One strength of this study was its inclusion of a wide range of professional roles within the Mexican primary care system. Future studies of other primary care systems should also employ a comprehensive approach to better hone in on systemwide barriers as well as to identify potential facilitators of integration. Finally, future research should include patients and other associated parties with vested interests in primary care, such as citizen health boards. The addition of interviews with interested parties other than health providers will lead to a more comprehensive picture of the feasibility of implementing mental health services in these primary clinics.
Conclusions
The results provide a preliminary framework for evaluating the feasibility of implementing mental health care in primary care clinics in Mexico. The qualitative information provided allows for the development of evaluative tools to better measure the implementation of mental health services in primary care.
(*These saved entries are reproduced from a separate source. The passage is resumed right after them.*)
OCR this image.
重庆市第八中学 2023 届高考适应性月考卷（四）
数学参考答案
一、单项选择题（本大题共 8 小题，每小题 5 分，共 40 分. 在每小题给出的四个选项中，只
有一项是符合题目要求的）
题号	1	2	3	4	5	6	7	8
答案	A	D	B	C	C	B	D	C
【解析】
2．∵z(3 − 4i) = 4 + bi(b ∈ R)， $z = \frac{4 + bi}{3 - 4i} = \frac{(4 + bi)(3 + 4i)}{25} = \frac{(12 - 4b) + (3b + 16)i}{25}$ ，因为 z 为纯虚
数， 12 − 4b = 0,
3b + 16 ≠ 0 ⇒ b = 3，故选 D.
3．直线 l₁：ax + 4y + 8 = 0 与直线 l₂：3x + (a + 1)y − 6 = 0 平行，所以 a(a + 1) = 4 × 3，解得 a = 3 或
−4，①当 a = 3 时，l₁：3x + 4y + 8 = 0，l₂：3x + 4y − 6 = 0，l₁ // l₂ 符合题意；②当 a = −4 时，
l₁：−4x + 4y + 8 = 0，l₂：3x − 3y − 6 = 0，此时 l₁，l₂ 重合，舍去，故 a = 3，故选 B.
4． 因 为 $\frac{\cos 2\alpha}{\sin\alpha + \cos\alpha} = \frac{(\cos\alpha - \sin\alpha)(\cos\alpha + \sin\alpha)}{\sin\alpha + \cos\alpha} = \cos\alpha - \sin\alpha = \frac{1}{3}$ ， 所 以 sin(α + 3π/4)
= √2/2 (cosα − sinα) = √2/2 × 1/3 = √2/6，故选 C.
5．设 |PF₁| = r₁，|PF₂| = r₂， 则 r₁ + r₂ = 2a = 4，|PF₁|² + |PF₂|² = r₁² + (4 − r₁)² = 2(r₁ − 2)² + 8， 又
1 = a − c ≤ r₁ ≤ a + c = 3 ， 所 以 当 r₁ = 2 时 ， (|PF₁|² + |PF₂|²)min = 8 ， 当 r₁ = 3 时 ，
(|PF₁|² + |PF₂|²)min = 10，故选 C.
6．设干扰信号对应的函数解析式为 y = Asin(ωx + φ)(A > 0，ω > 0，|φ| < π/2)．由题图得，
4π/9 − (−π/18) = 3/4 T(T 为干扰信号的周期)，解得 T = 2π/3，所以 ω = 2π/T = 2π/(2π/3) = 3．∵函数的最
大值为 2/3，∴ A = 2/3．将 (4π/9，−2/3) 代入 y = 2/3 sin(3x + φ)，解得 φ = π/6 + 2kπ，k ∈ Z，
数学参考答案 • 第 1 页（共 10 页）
The creation of such tools will lead to a more nuanced understanding of how to adapt mental health care to these primary care settings and, more important, increase service access and use for a population with significant unmet mental health needs.
Acknowledgments
The authors thank Critical Research Issues in Latino Mental Health, funded, in part, by the National Institute of Mental Health (R13-MH-066308), and in particular Steven R. López, Ph.D., for providing an opportunity to share and receive commentary on a draft of this article. They also thank the Secretary of Health of Mexico City and especially all the personnel that shared their experiences, without whose help this project would not have been possible.